- Tokyo Decadence DVD cover
- Directed by: Ryū Murakami
- Screenplay by: Ryū Murakami
- Based on: Topaz by Ryū Murakami
- Produced by: Chosei Funahara
- Starring: Miho Nikaido; Sayoko Amano; Yayoi Kusama; Chie Sema;
- Cinematography: Tadashi Aoki
- Edited by: Kazuki Katashima
- Music by: Ryuichi Sakamoto
- Distributed by: Cinema Epoch
- Release date: 6 January 1992 (Japan);
- Running time: 113 minutes
- Country: Japan
- Language: Japanese
- Box office: $277,845

= Tokyo Decadence =

1992 film

Tokyo Decadence (トパーズ, Topāzu) is a 1992 Japanese pink film. This erotic film was directed by Ryū Murakami (村上 龍) with music by Ryuichi Sakamoto (坂本 龍一 ). The film was shot and completed during 1991 and released in the start of 1992. It stars Miho Nikaido (二階堂 美穂) and is also referred to as Topaz, that title being both the translation of the original Japanese title and that of the Murakami story it is an adaptation of. Because of the cruel and graphic nature of this film, it has been banned in several countries such as Australia and South Korea. Shimada Masahiko (島田 雅彦) also makes an appearance in this film. The story follows Ai (愛), the submissive and lovesick prostitute who goes about her trade with misery and is being abused by hedonists and criminals while trying to find some sort of appeasement away from the fact that her lover is currently married.

==Plot==
Ai, a timid 22-year-old college student in Tokyo, works as a prostitute for an exclusive escort agency that caters to wealthy, perverted men. To please her clients, Ai has to play out elaborate fantasy scenarios involving sexual humiliation and light sadomasochism/bondage.

Ai visits a fortune-teller, played by Yayoi Kusama, who advises her to find a "pink stone", and then fashion it into a ring. The fortune teller also advises Ai to put a telephone directory under her television, and to avoid a gallery in the east. When she later loses the ring she risks her life to recover it.

Ai shows an emotional connection to one of her clients, another sex worker who is a female dominant and who Ai clearly admires. She confides to this client that she has unrequited love for the gallery artist, and Ai's client tells her that she must live life to the fullest otherwise she will be filled with regrets. She tells Ai that she must confront this part of her life then she can move forward as her future will be hers.

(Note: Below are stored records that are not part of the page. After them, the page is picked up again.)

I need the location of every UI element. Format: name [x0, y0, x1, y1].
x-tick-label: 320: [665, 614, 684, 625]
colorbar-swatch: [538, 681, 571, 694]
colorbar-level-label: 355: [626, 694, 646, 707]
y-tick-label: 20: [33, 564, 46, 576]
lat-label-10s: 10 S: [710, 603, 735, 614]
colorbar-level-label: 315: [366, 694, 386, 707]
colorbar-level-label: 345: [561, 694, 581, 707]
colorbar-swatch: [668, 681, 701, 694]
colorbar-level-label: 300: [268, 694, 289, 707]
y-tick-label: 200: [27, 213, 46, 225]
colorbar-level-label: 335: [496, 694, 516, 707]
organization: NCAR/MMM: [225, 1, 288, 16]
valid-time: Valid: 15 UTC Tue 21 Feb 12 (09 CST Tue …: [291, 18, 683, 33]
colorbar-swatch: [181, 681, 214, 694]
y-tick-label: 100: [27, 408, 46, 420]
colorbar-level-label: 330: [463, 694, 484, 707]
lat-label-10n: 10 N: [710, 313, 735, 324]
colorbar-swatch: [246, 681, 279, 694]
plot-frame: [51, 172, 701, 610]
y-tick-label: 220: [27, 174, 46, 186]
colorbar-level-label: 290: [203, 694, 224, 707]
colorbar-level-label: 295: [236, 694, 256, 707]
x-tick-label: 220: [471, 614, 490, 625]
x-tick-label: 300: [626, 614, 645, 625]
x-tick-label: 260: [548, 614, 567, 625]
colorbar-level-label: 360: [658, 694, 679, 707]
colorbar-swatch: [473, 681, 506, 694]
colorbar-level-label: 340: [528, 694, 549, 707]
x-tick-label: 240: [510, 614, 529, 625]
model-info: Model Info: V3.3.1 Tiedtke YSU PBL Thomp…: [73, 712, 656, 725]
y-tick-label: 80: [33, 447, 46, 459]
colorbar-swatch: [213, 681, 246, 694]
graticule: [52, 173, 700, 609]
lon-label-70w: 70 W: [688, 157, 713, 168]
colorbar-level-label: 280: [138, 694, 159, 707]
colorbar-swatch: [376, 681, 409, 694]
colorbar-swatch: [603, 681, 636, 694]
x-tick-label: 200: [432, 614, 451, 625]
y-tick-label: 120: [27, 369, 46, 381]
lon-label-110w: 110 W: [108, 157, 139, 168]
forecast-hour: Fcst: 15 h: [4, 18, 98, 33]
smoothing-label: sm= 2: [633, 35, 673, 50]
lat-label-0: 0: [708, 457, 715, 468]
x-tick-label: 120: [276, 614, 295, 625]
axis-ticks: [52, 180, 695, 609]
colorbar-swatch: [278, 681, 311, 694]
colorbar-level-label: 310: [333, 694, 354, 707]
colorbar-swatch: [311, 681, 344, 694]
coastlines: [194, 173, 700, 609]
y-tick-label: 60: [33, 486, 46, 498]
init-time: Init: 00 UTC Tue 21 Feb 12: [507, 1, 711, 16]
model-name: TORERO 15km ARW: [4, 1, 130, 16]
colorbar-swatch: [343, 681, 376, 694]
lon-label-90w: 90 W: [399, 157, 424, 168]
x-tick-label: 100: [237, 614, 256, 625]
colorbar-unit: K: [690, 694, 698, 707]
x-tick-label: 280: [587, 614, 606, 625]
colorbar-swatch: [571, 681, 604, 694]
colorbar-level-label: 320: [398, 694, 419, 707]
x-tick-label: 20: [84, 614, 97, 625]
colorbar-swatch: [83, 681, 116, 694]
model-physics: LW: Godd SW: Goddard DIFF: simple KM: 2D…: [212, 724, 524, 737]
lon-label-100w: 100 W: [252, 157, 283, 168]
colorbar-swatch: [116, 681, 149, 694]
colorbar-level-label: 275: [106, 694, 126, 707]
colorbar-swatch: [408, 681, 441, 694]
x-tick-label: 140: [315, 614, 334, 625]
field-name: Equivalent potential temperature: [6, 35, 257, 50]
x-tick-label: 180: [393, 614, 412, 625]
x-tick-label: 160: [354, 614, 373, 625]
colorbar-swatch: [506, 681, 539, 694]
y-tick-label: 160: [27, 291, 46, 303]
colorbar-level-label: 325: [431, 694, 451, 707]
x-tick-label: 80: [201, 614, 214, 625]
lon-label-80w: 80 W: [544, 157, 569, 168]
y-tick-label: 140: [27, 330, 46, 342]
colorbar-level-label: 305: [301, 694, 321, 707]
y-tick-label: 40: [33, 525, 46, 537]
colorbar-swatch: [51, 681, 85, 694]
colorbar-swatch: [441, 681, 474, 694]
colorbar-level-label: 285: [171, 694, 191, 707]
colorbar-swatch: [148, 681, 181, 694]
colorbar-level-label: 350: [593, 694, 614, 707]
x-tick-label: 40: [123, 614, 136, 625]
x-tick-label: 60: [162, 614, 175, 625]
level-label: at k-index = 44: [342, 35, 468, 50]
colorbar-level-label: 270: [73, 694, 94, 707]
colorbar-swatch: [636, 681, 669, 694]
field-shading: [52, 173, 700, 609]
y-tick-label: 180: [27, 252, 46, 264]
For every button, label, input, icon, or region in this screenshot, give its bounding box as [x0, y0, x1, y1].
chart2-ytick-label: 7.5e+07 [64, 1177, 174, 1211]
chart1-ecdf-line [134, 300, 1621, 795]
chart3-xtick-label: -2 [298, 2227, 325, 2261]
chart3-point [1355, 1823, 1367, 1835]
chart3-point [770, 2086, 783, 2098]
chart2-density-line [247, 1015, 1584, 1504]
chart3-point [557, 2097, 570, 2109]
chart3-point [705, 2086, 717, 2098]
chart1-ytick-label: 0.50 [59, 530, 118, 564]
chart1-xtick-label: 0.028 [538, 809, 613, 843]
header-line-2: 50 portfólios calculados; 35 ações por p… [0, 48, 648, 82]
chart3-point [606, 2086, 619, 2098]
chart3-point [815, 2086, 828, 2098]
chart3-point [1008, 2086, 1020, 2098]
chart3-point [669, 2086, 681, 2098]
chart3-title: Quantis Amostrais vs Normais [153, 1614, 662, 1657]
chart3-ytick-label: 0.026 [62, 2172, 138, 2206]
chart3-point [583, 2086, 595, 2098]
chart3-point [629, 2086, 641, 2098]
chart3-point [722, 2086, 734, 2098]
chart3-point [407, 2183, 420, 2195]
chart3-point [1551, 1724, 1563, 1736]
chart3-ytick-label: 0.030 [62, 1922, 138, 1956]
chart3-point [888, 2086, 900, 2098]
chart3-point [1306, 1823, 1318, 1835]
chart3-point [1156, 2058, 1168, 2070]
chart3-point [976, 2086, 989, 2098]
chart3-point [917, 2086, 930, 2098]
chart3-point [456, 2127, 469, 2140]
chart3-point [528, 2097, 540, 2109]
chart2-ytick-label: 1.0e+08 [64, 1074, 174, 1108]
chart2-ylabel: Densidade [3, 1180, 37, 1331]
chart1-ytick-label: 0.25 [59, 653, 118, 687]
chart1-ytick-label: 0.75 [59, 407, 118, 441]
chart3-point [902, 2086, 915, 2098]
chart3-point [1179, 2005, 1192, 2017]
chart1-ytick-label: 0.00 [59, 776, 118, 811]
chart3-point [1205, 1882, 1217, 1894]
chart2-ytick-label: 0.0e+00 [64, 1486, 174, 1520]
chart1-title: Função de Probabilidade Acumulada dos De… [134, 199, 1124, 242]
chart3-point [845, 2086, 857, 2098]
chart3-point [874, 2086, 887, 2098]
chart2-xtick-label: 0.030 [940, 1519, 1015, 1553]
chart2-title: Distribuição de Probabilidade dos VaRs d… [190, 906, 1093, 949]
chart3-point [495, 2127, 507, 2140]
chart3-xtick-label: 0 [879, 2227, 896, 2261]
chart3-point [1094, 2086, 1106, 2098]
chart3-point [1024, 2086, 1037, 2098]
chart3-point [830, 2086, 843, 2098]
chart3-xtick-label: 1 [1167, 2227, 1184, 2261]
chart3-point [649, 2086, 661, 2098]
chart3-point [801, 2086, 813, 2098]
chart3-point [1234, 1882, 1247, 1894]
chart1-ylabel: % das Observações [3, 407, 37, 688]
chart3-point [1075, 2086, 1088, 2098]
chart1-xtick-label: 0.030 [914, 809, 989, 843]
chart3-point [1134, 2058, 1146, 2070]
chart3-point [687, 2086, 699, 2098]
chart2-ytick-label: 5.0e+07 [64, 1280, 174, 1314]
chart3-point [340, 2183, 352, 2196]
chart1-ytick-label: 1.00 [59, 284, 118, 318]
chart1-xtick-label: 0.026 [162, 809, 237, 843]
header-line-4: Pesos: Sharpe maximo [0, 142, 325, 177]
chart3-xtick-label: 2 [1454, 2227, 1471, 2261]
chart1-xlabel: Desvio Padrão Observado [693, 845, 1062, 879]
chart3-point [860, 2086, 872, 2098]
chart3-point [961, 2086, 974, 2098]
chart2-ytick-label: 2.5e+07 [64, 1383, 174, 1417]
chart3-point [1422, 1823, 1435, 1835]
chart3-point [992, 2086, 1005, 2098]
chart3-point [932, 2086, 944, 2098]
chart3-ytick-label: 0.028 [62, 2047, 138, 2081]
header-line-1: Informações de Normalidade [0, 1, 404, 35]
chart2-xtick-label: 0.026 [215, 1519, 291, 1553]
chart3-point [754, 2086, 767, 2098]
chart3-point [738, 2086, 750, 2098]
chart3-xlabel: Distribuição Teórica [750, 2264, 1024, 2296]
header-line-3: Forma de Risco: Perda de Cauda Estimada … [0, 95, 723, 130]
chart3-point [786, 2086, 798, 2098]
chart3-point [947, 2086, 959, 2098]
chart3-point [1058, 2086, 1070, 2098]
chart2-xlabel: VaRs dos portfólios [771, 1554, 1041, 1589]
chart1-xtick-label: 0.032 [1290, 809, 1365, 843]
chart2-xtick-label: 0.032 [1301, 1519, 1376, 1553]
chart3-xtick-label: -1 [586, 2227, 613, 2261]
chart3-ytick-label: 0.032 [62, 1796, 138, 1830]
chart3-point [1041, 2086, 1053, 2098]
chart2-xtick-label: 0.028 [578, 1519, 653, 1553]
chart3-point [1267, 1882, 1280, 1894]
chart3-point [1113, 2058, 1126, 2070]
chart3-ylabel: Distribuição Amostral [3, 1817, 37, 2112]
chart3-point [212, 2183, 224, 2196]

Taking the advice of her female client, and an unidentified drug which her client gave her to provide her with the courage of lions, she becomes dangerously inebriated and fails in an attempt to meet her ex lover.

She meets the artist's wife who sings for her, saying that it's a great audience even though Ai is the only other person present. The wife says that they were previously rivals but because the artist is suffering from dementia the rivalry is over and they can be friends. The wife is then collected by her nurse who says that if anything happens to the wife she will be held responsible. After Ai attempts to break into the artist's house the police are called and take her into custody. She is rescued from the police by the artist's wife who is said to have once been a great singer but is now crazy.

Throughout the film, Ai's movements have been timid and stiff and her posture demure. After the credits there is a sequence of her dancing on stage boldly and fluidly thus finalizing her growth in to her new future.

== Cast ==

- Miho Nikaido as Ai
- Sayoko Amano as Saki
- Yayoi Kusama as Fortune Teller
- Chie Sema as Opera Lady

==Release==
The film was banned by the Ontario Film Review Board. David Cronenberg protested the board's decision stating that "even by their own rules, which they invented, it's clearly acceptable".

== Reception ==
 Metacritic, which uses a weighted average, assigned the a score of 48 out of 100, based on 14 critics, indicating "mixed or average" reviews.

Writing for the Guardian, Peter Preston described the film as "not, by any standard, entertainment. It is, from time to time, almost too agonising to watch: but at least, in its unrelenting, occasionally powerful way, it shows how sex and violence can sometimes, in their capacity for degradation, be brothers under the crawly skin."